Democrazia e libertà violate, annientate, strappate via ad un popolo libero e democratico, che però non si è arreso di fronte alla prepotenza, e ha praticato il coraggio di affrontare l’invasione russa, tra paura e determinazione, nella libertà stretta a sé, di decidere se vivere o morire.
Un orrore che si ripete. Le bombe, i rifugi, la violenza, la paura, la morte, la distruzione, le urla, il dolore, le richieste di aiuto, il terrore, gli occhi che non si chiudono per paura di non vedere un nuovo giorno.
E quelle parole “mai più” sembrano volate via, nel vento di una primavera rossa di sangue e dittature che fanno ritorno e che offendono una società e i suoi valori, che con prepotenza calpestano diritti, dignità e libertà di essere umani, che è il popolo ucraino.

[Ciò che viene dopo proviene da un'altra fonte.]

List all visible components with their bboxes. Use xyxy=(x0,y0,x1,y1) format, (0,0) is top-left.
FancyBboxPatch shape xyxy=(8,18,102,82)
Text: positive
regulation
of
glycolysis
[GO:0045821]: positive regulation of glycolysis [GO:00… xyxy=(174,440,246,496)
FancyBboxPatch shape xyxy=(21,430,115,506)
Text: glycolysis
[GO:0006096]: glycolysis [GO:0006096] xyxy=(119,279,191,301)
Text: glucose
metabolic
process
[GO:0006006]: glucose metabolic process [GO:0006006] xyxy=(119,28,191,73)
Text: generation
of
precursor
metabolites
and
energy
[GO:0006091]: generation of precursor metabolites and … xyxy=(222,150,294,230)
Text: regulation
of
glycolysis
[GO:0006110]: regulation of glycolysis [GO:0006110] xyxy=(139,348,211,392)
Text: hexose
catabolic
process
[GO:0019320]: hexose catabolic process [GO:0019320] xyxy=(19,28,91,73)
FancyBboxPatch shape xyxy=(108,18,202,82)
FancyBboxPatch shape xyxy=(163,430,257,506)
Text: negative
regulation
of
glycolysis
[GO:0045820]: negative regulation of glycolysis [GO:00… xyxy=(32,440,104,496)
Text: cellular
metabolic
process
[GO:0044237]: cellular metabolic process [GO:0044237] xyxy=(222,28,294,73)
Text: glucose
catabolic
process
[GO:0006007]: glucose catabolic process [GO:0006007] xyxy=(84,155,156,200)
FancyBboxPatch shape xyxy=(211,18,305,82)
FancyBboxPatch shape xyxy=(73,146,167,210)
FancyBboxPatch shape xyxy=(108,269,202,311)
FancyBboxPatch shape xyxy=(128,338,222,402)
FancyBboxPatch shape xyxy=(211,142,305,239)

La loro Liberazione che sembra così lontana e la parola pace che sembra non avere più suono tanto da migrare da cuore ad orecchio, da orecchio a coscienza.
E poi le polemiche, così tante, spesso così vicine ad ognuno di noi, che mettono in dubbio i motivi circa i quali il popolo ucraino sta combattendo e il perché non si voglia arrendere al nemico, alla dittatura, alla violenza e alla prepotenza, che – se ci si pensa bene – è rivolta anche alla nostra di società e ai nostri di valori, mentre si avverte come fiato sul collo il pericolo di veder indebolire le nostre democrazie, già fragili anche senza guerra.

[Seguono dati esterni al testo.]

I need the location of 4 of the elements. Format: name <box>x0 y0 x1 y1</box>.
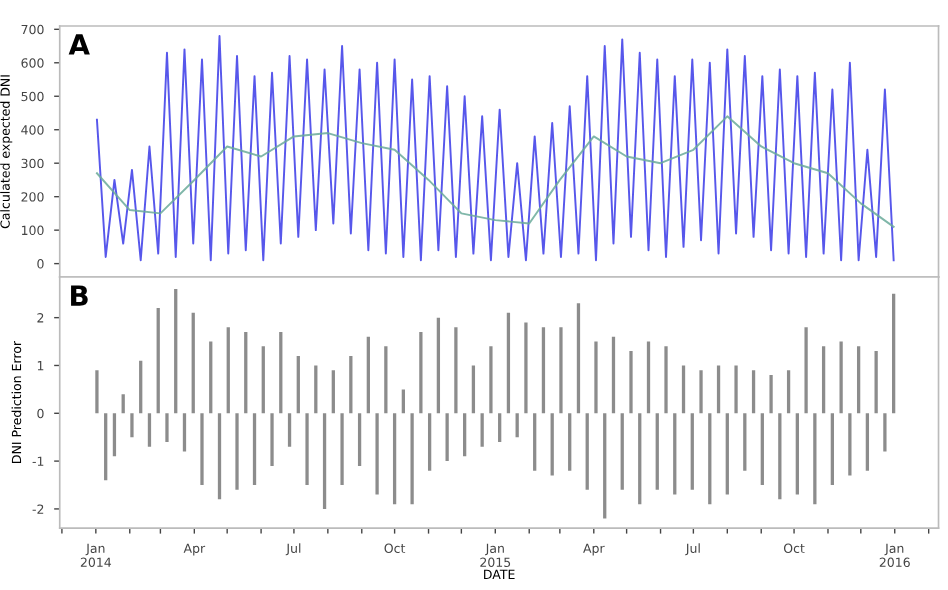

Se la nostra di liberazione è avvenuta dopo la difesa con le armi e con la resistenza verso il nemico, perché il popolo ucraino dovrebbe arrendersi?
Dovrebbe essere un 25 aprile di solidarietà, espressa e praticata, forte e coesa, verso quel popolo che è divenuto martire in nome di una libertà che vale così tanto, che pesa così tanto, che vale più di una sopravvivenza sotto il peso di una dittatura.

(Che si pensi poi a come qui da noi si sopravvive a forme di dittatura indiretta come la mafia, e contro la quale bisognerebbe lottare e resistere, per potersene liberare).

E mi viene da pensare a tutti coloro che stanno criticando “la resistenza” del popolo ucraino, e domani però sventoleranno la bandiera della Liberazione e canteranno Bella Ciao.
Penso agli esponenti di destra, sempre vicini a Putin, ai filoputin – intellettuali, parlamentari, imprenditori che in passato o più recentemente hanno sottolineato meriti e qualità del presidente russo –  ed anche a giornalisti che per giorni hanno scritto contro il fare decisionale dell’Ucraina e che domani titoleranno a gran voce circa il significato del 25 aprile. Che ci si astenga, almeno dalle commemorazione, dagli inchini alla bandiera, dalla mano sul petto.

… e questo è il fiore del partigiano, morto per la libertà.